In 1985, John Cage composed a work titled ASLSP. The name of the piece not only stands for "As Slow(ly) and Soft(ly) as Possible," it's also a reference to a quote from another avant-garde work, James Joyce's Finnegans Wake: "Soft morning city. Lsp!"
Upon the request of German organist Gerd Zacher, Cage adapted the composition into an organ version in 1987. Performances of the work typically last from 20 to 70 minutes, but the composer never specified exactly how slowly it should be played.
Six years after Cage's death in 1992, a group of music theorists, philosophers and organ builders gathered at an organ symposium in Trossingen, in southern Germany, to muse on the unanswered question.
Piano notes do not resonate forever, but on an organ, notes can keep going as long as the keys are held down. And since a well-maintained pipe organ has an indefinite life span, the piece could also theoretically be played for ever.
The thinkers, therefore, agreed that a performance of the work could also be held over say, 1,000 years — a number that was however quickly rejected, points out Neugebauer, due to the reference to the Nazis' "Thousand-Year Reich" plans: "That wouldn't have been quite politically correct."
One of the symposium participants knew of an abandoned Romanesque church in Halberstadt. Deconsecrated in 1810, over the years, the St. Buchardi church was among other things used as a distillery and a pigsty.
Music nerds also knew that the city's cathedral was the home of a very famous organ, created by Nicolaus Faber in 1361, which was "perhaps the first one that had a keyboard like the one we know, separating the octave in 12 semi-tones," says Neugebauer.

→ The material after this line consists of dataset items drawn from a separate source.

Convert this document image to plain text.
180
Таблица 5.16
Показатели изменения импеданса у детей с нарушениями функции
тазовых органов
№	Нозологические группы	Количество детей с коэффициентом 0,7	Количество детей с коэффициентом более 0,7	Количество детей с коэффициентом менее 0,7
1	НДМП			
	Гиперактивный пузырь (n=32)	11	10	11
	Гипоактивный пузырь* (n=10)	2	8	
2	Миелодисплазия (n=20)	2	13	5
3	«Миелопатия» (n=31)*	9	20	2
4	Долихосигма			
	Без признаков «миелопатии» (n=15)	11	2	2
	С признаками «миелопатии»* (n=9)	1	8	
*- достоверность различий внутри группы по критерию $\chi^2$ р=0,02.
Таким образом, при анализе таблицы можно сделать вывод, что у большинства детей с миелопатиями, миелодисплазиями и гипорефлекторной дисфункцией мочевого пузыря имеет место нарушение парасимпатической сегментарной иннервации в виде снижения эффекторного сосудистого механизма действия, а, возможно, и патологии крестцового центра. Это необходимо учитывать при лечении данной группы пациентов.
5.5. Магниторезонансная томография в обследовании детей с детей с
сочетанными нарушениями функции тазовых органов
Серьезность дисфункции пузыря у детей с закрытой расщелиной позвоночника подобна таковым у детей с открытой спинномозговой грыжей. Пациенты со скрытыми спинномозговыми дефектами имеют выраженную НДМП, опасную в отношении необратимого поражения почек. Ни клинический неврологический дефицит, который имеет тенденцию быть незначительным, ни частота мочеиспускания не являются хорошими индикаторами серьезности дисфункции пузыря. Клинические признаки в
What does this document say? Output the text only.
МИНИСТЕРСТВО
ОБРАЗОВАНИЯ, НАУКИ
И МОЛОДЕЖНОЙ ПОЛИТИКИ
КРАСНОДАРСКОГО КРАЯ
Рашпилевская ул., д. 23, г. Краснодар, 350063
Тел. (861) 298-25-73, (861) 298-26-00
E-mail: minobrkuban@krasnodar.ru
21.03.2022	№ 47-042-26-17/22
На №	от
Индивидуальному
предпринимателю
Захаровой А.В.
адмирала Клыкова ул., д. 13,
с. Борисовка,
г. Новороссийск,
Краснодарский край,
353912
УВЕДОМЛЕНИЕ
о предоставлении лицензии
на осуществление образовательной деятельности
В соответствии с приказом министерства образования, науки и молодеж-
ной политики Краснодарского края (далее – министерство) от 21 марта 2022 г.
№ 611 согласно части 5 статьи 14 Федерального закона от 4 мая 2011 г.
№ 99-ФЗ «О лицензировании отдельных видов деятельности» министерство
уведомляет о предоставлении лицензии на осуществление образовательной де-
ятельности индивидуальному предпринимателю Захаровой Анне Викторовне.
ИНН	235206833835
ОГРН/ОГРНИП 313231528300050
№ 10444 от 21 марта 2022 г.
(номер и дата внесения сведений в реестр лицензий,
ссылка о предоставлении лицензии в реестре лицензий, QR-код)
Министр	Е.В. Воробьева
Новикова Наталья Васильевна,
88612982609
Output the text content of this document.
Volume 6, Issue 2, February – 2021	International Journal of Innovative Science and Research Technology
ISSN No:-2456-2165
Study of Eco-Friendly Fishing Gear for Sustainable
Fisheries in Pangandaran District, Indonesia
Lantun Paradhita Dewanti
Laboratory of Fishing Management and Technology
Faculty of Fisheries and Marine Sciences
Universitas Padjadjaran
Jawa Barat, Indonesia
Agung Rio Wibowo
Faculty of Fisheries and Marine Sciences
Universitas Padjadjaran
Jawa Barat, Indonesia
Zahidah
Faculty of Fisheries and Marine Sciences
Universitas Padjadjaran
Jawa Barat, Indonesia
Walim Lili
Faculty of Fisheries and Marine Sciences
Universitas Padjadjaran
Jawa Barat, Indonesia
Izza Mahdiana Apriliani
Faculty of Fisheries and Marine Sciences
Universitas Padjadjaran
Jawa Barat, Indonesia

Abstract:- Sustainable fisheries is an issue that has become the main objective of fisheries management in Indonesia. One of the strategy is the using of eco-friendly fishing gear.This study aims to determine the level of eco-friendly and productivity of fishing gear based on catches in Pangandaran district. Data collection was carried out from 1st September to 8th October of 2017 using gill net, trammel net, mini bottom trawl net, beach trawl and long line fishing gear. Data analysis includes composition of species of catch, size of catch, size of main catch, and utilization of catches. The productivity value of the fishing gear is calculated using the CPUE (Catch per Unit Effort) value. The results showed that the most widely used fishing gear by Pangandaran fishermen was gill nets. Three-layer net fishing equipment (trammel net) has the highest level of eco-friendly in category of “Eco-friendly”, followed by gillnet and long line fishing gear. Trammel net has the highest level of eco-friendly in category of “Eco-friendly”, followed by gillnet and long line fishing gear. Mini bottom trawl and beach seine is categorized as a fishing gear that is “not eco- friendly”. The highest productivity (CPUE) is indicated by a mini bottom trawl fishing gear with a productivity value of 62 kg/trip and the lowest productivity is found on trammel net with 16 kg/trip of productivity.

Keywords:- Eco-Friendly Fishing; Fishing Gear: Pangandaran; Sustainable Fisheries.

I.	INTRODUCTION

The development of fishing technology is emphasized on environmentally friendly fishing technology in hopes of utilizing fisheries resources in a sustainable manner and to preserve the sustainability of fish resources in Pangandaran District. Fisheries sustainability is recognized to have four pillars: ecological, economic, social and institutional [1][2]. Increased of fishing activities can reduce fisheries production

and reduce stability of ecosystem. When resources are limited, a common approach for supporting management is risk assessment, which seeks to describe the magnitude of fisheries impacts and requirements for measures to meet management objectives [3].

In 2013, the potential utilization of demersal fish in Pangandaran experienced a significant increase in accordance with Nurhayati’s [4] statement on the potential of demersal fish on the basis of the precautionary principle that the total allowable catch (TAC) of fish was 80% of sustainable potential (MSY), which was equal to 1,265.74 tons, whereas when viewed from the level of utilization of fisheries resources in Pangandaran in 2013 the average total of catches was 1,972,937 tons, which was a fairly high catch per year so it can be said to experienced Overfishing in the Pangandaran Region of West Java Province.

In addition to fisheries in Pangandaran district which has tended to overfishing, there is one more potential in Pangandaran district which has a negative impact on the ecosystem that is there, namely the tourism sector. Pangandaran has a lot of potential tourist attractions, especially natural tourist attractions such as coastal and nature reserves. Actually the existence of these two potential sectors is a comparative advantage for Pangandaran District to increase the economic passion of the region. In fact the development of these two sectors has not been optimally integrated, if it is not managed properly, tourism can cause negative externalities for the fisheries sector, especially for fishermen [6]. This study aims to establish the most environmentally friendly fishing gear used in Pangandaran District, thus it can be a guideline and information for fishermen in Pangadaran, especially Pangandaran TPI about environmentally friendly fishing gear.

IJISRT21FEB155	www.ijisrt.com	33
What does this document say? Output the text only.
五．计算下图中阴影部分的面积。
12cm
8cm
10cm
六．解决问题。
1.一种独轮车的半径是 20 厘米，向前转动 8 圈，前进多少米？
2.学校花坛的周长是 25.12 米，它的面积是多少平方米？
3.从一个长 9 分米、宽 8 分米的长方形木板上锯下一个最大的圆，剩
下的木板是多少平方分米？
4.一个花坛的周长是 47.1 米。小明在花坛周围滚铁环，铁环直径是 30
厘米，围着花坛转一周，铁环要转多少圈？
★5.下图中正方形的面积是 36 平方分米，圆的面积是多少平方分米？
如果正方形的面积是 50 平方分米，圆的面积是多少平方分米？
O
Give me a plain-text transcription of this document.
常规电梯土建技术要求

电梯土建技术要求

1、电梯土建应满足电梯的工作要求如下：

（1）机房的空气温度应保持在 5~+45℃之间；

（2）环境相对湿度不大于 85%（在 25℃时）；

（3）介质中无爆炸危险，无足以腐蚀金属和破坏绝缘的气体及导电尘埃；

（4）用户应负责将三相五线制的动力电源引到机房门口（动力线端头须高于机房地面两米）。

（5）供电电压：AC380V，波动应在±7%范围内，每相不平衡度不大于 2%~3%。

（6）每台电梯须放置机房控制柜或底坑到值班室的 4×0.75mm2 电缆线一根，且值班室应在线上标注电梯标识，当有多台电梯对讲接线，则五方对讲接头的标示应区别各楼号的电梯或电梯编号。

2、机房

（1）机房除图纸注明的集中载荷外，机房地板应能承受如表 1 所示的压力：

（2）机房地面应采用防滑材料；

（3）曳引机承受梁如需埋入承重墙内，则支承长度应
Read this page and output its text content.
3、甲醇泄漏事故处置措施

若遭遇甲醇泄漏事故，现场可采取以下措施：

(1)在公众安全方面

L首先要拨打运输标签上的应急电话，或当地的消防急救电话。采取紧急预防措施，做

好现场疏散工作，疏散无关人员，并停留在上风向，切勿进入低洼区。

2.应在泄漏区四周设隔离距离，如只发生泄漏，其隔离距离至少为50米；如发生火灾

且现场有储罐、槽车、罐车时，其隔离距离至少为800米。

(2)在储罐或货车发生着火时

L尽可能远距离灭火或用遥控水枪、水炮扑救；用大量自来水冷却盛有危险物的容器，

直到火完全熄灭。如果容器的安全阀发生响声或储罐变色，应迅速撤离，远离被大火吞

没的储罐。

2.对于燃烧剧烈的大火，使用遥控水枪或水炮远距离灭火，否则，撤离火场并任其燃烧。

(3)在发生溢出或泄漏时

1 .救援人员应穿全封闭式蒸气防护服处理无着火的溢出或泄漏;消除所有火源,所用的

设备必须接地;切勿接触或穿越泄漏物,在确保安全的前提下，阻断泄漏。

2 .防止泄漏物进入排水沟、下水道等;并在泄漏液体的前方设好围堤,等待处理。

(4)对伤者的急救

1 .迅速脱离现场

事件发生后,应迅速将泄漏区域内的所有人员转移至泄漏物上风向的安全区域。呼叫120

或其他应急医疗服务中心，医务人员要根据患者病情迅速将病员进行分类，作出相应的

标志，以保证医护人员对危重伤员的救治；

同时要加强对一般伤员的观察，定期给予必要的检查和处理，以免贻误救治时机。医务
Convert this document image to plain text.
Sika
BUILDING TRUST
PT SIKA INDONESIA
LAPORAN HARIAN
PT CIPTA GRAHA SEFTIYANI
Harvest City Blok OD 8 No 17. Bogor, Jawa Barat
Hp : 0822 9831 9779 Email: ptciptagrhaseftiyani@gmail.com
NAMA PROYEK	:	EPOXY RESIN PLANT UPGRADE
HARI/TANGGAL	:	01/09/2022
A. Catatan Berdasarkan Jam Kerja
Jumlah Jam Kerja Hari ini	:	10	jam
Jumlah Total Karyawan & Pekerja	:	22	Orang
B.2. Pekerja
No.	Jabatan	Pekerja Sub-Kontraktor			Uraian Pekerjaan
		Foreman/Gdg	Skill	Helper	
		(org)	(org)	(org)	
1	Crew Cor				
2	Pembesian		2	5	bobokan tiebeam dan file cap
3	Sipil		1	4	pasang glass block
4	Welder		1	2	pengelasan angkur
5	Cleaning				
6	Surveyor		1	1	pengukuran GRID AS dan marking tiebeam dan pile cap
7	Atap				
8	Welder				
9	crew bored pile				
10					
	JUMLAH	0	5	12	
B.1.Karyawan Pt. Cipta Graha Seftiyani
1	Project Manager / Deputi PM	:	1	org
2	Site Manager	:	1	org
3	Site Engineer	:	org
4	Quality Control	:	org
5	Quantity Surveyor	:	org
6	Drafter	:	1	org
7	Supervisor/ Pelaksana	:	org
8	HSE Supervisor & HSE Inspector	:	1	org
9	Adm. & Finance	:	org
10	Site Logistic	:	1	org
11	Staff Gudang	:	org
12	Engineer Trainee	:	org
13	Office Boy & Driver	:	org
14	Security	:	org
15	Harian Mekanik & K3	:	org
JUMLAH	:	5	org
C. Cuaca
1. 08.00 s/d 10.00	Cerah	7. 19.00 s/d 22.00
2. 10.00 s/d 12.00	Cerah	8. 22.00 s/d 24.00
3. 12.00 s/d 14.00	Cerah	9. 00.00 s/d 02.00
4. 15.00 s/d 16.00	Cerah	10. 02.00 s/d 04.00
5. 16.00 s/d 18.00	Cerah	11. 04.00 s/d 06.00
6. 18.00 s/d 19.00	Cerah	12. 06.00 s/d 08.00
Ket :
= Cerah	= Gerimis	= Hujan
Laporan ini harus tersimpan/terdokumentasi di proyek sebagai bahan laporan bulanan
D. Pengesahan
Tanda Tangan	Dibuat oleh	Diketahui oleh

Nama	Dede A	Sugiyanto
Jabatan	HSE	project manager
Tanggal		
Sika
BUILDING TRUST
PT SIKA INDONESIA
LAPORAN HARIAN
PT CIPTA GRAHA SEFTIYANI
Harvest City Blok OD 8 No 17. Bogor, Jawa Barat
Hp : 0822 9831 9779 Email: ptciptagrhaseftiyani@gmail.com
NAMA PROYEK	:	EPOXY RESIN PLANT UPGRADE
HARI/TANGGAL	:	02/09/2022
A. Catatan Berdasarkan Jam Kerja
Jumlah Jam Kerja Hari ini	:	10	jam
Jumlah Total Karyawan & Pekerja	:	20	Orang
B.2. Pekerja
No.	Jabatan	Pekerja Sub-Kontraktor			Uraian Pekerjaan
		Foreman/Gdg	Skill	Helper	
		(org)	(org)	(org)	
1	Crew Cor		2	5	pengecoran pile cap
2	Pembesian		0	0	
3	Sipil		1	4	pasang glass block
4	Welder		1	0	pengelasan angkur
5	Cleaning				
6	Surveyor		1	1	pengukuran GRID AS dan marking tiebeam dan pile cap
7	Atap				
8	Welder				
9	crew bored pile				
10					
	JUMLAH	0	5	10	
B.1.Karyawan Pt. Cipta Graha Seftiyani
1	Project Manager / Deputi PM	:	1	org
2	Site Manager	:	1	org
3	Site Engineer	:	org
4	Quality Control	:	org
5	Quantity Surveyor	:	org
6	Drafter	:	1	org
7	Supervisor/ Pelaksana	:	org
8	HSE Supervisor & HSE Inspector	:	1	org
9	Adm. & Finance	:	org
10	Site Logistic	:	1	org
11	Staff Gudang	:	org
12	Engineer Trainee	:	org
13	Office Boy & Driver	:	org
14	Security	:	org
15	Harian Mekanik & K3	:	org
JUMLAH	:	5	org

That year, 1361, was subtracted from the year of the new millennium, 2000, which determined the number of years of the performance: 639.
The performance began on what would have been John Cage's 89th birthday, on September 5, in 2001. The first notes on the organ were however actually played on February 5, 2003, as the performance began with a several-months-long break — reflecting Cage's view that silence is filled with sound, too.
The American musical theorist and philosopher is probably best known for his piece 4'33'', a score which instructs performers to sit at their instrument and not play it for a period of four minutes and 33 seconds, allowing listeners to concentrate on the sounds of their environment during the performance.
A student of the Austrian-born modern music composer Arnold Schoenberg, Cage pioneered the idea that new music should be freed from historical musical references and from a composer's own inclinations and disinclinations. To achieve that, he composed many of his works using the I Ching, an ancient Chinese oracular book, and later a computer algorithm.
Cage was the one who turned music into an "open" art form, and his unorthodox approach to sound still has a lasting influence on countless musicians, artists and thinkers today.
And even people who aren't familiar with the composer are fascinated by the 639-year project: "Everyone is busy with appointments, checking emails and the news, and then you have people doing something that goes beyond their lifetime, where nothing is moving, where the sound doesn't change much," points out Neugebauer. "That way of dealing with time is what fascinates people."
The performance offers plenty of time to meditate on its symbolism and philosophical meaning. John Cage, who wasn't religious but found inspiration in Zen Buddhism, certainly didn't plan it that way; as he famously put it, his work was "an exploration of non-intention."